In the moment, it’s all just so confusing—the fog of war?

 

This isn’t getting any better.

Now we are being told that, unfortunately, everyone is going to have to deplane and return to the concourse.

Security surrounds the principles in the altercation as more than 100 cattle gather their bags and waddle back down the aisle, bewildered, confused, and annoyed.

I grab my bags and get in queue, shuffling awkwardly up the aisle to the front.

 

I nod and smile a nervous smile at the frazzled flight crew as they nod back sheepishly and apologetically.

I duck my 6’ 5” frame to exit the small door.

We make our way slowly up the ramp and back to the concourse to wait.

We wait.

After about 20 minutes, the marshalls bring out the white lady and the Hispanic couple.

 

For reasons I can’t comprehend, they hold the apoplectic Hispanic couple right in front of us bedraggled, deplaned cattle.

The Hispanic man looks right at me as he cries out for help, “You saw what happened, you heard the white lady tell us to sit in the back, what did we do to deserve this?” he asked.

I am as uncomfortable as I’ve ever been in my life.
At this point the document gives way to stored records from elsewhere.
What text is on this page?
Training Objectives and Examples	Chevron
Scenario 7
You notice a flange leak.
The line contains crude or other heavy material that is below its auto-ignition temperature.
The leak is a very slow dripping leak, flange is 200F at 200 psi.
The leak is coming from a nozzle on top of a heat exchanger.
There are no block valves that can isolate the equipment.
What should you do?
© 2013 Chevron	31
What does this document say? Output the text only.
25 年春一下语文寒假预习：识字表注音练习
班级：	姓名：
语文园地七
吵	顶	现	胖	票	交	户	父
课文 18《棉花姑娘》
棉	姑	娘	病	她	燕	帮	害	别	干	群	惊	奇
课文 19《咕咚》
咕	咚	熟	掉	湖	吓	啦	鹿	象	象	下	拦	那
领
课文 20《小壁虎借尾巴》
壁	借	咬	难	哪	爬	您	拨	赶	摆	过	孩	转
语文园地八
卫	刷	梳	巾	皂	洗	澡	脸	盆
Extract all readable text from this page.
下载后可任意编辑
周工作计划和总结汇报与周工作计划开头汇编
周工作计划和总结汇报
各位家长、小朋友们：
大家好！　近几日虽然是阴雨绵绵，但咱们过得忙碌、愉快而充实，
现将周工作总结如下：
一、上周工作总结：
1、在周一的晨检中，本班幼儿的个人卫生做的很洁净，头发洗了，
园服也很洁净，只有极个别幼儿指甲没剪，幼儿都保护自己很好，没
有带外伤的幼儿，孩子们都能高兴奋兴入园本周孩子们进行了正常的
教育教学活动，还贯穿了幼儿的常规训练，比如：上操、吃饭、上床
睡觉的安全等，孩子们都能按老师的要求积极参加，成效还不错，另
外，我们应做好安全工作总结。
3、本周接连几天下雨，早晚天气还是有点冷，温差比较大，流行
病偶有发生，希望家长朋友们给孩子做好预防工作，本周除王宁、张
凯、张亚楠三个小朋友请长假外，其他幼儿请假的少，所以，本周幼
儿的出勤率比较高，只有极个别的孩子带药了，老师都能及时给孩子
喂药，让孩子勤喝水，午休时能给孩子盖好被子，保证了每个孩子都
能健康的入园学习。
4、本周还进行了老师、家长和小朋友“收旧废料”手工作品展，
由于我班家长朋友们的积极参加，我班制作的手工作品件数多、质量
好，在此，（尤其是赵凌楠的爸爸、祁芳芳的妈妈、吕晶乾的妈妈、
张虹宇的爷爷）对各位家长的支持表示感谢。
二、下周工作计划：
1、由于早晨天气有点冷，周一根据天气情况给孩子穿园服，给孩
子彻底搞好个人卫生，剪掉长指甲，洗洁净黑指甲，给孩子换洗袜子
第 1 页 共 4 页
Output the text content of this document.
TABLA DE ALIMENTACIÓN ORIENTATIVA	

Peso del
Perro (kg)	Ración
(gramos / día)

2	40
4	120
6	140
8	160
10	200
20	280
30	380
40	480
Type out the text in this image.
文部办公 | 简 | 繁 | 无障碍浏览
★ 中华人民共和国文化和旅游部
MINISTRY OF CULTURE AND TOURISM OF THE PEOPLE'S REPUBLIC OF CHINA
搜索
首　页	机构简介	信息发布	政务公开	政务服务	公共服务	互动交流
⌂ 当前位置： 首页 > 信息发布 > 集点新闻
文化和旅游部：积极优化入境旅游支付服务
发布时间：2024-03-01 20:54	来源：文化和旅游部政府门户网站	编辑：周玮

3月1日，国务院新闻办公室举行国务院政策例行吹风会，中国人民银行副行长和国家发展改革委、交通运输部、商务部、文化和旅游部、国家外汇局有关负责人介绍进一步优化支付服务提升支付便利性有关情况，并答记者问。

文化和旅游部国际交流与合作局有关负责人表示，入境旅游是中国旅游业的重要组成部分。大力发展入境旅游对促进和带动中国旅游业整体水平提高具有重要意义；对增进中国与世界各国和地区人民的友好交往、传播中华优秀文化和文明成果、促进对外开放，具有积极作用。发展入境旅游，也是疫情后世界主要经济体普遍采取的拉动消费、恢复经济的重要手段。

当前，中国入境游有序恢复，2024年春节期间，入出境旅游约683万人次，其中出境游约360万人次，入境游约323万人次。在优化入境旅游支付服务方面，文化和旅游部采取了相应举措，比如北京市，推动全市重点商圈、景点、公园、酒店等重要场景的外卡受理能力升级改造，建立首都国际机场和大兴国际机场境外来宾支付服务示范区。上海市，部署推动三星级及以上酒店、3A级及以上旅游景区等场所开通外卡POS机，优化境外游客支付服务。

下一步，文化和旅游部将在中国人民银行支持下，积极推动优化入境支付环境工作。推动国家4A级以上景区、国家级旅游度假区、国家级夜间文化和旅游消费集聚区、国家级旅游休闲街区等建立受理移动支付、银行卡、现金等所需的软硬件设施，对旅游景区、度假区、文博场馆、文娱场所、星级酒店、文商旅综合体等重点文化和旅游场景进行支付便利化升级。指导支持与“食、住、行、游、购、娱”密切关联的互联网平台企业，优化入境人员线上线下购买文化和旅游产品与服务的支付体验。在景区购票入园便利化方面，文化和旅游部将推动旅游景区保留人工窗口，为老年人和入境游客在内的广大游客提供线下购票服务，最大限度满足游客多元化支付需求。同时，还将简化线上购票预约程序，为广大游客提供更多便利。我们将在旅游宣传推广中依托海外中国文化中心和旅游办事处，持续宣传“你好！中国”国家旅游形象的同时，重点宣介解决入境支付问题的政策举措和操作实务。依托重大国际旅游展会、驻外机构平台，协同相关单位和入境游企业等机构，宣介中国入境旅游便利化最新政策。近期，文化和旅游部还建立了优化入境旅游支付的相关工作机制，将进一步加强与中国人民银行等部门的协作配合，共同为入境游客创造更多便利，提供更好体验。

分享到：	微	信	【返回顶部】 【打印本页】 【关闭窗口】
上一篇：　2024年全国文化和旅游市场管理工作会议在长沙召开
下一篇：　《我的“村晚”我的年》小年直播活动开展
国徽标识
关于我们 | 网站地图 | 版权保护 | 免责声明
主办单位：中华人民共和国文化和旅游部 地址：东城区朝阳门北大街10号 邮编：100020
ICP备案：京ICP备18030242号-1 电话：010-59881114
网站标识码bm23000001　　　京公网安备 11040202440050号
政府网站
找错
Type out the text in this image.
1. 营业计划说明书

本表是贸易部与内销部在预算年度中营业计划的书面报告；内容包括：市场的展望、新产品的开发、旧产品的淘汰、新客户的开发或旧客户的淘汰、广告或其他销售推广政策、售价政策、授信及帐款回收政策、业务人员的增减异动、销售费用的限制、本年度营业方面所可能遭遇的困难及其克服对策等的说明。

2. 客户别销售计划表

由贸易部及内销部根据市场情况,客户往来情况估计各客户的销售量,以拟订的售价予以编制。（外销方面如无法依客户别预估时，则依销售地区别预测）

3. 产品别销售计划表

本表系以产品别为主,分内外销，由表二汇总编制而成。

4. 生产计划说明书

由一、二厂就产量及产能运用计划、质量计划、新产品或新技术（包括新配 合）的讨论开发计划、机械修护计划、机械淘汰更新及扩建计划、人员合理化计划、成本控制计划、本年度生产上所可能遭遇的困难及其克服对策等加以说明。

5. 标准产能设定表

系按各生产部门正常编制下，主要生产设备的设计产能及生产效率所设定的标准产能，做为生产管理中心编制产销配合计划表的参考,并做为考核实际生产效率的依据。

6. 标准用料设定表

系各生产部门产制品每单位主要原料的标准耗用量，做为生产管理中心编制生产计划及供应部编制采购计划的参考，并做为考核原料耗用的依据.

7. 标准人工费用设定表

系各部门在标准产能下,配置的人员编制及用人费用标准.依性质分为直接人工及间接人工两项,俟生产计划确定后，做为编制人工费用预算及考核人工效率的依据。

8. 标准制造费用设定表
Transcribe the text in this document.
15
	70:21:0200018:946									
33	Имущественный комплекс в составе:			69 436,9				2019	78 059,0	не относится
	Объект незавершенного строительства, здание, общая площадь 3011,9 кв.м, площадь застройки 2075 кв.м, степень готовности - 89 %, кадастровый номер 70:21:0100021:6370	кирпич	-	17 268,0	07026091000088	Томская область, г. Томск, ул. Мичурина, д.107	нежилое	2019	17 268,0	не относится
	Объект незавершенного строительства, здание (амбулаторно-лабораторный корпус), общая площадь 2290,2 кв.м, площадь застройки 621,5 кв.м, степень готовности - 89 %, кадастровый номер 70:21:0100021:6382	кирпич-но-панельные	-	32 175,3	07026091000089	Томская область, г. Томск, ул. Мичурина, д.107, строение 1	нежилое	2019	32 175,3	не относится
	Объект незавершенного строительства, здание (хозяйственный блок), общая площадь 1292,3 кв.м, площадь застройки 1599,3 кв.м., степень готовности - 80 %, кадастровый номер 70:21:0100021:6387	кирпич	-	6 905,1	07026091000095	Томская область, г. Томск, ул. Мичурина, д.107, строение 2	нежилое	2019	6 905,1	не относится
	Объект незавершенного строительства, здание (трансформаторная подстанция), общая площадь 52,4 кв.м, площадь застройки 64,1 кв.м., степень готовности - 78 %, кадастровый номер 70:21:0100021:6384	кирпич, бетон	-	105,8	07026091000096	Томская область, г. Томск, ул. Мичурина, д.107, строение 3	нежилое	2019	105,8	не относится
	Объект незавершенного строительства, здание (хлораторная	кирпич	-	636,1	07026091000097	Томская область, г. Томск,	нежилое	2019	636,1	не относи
I am frozen like a deer in the headlights.

I did see, I did hear, he is right—but is he right?

 

I can’t speak and I look away, ashamed.

I want to comfort him.

I want to tell him that I support him.

But I also feel the urge to tell him he could have handled things differently.

That he could have gone directly to the flight attendant and reported the white lady straight away and let them handle it.

 

What would I have done, were I him?

It’s a question I cannot answer.

I am not him and never could be.

I am white.

My privilege recuses me from this case.

 

I watch in disbelief as the marshalls lead the couple away to a fate I’ll never know.

We are eventually called to re-board the plane.

We make our way down the ramp.

I duck my 6’ 5” frame to enter the small door, nod and smile a fragile smile at flight crew as I straighten back up to my full height.

We waddle awkwardly down the narrow aisle looking for a place to sit and stow carry-on bags.

 

Once everything is secure, I fold myself up into my seat and watch the other cattle pass by me.

Everyone is quiet, deep in thought, replaying events and sorting feelings.

I feel a sense of shame as the plane lifts off and I wonder where the Hispanic couple is.

What did all of that mean, I wonder.

I open Timequake and I hope that Kurt might have the answers.